Never Give Up On Others
My first exposure to religion was interesting. My father was raised Catholic and my mother was Greek Orthodox.  After school my father spent many years studying different religions and finally decided to practise Hinduism. I grew up meditating and doing yoga from the age of 4. My father made it clear that religion would not be forced on us. My mother insisted that we be christened in the Greek Orthodox Church.
vs.jpg

My husband’s brother, Hans, is a Mormon and often tried to talk to us about the Book of Mormon, but I wasn’t interested.

11 years ago my husband, Jürgen, had a heart attack. He was with some young men from the LDS Church at the time who gave him a blessing. Jürgen said he knew his life had been saved and tried to discuss the experience with me but I was not interested. At the time I was an alternative healer and considered myself quite spiritual.

My mother-in-law died last year and I got a call from a member of the ward, Michelle Klintworth, offering condolences and inviting us to lunch. I had met Michelle before and was surprised by her kindness. At lunch I asked many questions about the LDS religion and spent time talking to Kyle, the Klintworth’s teenage son. I was so impressed by this young man’s respect for himself and for women, and by his unwavering love of God,  that I wanted to investigate the LDS Church. After a month of asking my husband to go to Church with me, I finally insisted that we were going to go as a family, never thinking I would join the Mormon Church.

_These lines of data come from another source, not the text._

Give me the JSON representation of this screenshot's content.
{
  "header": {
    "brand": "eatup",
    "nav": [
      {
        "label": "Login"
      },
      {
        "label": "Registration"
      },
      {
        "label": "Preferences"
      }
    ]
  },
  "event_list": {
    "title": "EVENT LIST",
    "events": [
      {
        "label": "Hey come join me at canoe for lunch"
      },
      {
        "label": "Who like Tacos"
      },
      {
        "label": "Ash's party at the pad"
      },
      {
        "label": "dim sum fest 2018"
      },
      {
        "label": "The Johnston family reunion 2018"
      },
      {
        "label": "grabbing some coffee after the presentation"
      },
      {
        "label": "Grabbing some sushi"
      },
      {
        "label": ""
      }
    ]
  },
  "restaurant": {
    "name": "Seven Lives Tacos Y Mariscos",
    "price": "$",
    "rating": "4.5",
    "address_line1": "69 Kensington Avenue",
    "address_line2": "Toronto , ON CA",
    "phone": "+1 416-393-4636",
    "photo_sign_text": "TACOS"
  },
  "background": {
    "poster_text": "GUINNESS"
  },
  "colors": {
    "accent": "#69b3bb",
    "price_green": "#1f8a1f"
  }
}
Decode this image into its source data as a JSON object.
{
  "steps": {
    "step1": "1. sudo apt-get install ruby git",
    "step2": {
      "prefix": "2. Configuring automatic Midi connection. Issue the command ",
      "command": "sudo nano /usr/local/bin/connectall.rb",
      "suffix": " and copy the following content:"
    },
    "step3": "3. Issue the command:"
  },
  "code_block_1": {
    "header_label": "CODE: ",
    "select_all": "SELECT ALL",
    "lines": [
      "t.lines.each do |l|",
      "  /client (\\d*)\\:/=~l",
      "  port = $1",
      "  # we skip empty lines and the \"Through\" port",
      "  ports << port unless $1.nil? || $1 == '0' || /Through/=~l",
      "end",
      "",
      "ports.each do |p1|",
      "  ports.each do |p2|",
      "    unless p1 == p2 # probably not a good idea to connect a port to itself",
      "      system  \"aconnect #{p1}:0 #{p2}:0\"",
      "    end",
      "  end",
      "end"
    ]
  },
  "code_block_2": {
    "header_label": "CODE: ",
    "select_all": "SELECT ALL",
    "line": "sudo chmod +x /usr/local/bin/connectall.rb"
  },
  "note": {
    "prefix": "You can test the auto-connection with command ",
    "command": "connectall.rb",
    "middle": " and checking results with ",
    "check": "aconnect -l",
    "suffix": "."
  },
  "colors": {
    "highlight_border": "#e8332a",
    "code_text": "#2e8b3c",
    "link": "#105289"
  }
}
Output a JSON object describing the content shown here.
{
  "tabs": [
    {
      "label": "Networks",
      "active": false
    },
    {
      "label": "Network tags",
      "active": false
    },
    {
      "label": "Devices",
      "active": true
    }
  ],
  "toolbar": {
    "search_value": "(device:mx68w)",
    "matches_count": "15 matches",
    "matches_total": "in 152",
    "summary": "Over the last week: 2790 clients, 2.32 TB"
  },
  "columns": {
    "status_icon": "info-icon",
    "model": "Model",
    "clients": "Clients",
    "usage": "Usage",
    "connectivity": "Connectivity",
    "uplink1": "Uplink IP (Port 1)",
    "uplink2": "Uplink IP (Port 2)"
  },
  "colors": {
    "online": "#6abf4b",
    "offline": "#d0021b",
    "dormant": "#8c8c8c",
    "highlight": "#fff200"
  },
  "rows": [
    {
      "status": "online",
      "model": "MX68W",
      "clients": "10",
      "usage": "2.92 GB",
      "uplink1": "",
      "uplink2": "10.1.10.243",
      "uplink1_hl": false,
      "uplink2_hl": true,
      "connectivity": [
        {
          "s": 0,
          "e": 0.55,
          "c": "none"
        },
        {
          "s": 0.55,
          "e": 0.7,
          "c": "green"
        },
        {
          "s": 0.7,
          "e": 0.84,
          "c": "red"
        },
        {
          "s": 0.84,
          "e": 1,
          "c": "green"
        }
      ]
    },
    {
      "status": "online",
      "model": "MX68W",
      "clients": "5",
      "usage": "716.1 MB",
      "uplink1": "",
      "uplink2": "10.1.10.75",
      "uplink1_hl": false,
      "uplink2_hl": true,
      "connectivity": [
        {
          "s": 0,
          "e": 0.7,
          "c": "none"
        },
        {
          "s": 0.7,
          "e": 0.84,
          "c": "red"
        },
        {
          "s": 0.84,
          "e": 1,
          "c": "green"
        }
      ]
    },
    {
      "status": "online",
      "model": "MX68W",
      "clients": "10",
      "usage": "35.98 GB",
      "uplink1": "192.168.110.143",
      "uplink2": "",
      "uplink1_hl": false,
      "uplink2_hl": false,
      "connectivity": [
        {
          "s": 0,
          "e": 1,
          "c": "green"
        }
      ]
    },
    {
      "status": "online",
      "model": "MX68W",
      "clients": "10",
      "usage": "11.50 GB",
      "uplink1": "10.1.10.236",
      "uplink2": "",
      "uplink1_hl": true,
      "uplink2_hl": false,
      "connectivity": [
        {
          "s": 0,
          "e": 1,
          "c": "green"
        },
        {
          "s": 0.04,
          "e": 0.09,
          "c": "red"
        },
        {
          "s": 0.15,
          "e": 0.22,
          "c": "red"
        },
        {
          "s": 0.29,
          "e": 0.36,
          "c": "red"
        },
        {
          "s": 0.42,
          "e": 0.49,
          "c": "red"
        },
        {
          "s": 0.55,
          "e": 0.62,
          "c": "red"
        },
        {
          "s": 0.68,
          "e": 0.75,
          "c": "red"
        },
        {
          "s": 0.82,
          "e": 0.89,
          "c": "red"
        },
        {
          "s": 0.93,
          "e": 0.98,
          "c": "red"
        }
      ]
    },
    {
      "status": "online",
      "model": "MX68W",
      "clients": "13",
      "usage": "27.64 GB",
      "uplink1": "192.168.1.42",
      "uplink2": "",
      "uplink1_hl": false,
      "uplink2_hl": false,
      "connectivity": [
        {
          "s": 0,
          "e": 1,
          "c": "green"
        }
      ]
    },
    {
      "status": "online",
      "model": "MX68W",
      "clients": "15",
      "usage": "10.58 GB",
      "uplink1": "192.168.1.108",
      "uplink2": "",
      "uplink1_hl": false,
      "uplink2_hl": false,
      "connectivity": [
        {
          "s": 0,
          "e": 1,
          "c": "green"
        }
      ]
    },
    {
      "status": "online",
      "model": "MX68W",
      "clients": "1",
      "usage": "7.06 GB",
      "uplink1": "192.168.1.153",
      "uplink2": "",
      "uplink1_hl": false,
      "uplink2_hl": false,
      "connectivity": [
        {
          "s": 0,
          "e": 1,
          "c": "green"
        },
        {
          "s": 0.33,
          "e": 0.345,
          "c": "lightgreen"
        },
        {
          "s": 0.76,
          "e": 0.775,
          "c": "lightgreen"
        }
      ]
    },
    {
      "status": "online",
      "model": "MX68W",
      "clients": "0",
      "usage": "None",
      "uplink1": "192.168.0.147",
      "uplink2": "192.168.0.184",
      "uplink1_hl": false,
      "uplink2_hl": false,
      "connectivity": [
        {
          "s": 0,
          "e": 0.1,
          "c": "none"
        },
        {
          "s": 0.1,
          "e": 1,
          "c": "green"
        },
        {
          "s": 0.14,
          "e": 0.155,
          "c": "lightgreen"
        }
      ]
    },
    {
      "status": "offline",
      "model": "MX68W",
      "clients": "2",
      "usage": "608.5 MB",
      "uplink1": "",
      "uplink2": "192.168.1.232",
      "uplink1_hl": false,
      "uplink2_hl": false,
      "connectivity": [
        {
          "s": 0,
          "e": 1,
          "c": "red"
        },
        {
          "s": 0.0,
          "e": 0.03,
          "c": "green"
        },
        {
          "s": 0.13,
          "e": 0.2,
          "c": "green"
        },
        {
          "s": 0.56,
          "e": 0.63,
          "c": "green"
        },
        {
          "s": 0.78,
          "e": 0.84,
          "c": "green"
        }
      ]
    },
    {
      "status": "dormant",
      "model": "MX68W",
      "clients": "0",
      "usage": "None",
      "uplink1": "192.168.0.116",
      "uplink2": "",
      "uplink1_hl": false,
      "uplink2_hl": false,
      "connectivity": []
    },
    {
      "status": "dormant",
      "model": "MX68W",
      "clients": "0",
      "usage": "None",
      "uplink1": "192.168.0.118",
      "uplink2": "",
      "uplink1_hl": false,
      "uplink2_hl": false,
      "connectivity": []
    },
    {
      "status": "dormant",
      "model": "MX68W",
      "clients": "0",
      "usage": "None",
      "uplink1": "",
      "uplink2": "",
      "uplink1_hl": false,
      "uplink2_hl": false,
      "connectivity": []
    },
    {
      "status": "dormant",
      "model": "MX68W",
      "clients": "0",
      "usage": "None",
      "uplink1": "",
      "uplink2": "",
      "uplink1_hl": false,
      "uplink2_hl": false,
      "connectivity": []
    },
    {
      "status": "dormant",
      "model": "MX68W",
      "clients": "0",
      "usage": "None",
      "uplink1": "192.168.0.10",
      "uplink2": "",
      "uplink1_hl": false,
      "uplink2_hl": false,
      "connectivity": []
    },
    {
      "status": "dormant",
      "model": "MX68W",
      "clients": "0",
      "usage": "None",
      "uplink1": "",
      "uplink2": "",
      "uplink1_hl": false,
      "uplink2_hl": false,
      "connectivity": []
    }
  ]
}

Michelle asked if the missionaries could visit with us and I said yes, but was still convinced my beliefs were right. The missionaries came but it was hard for them as Jürgen and I fought constantly.

Michelle invited us to dinner and also invited the mission president and his wife, President and Sister Dunn. During the meal I shared with them that I often felt overwhelmed as a mother and suicidal, and that I had spent most of my life looking for a good reason to commit suicide. I had tried before. Before we left that evening Michelle’s husband, Garth, and President Dunn gave me a blessing.

I thought it would be an uncomfortable experience and that I would probably feel nothing, but what followed was undeniable.  I felt a huge weight upon me, then I started to cry and I knew instantly that this was the truth and I needed to get baptised immediately. In the blessing things were said that Garth could never have known, confirming for me that it was God speaking to me. I often wonder if I was raised LDS would I have had such a light bulb moment?

I left their home a changed person and I started taking the missionaries’ lessons more seriously. I was ready to really listen now. My heart had opened and I cried for a month after that blessing.

Since my baptism many people, including my parents, have seen a change in me. My husband and I no longer fight as we had done, I am a more loving, confident mother, and the change I see in my children and husband is nothing short of miraculous. We now look forward to the day when we can be sealed in the temple. I love this gospel and I love the people that I’ve met in this Church. Even though our trials haven’t gone away, I know that I can handle them with the help of the Holy Ghost. For the first time in my life I am not alone.

Never give up on your friends and family. If I could join The Church of Jesus Christ of Latter-day Saints, anyone can.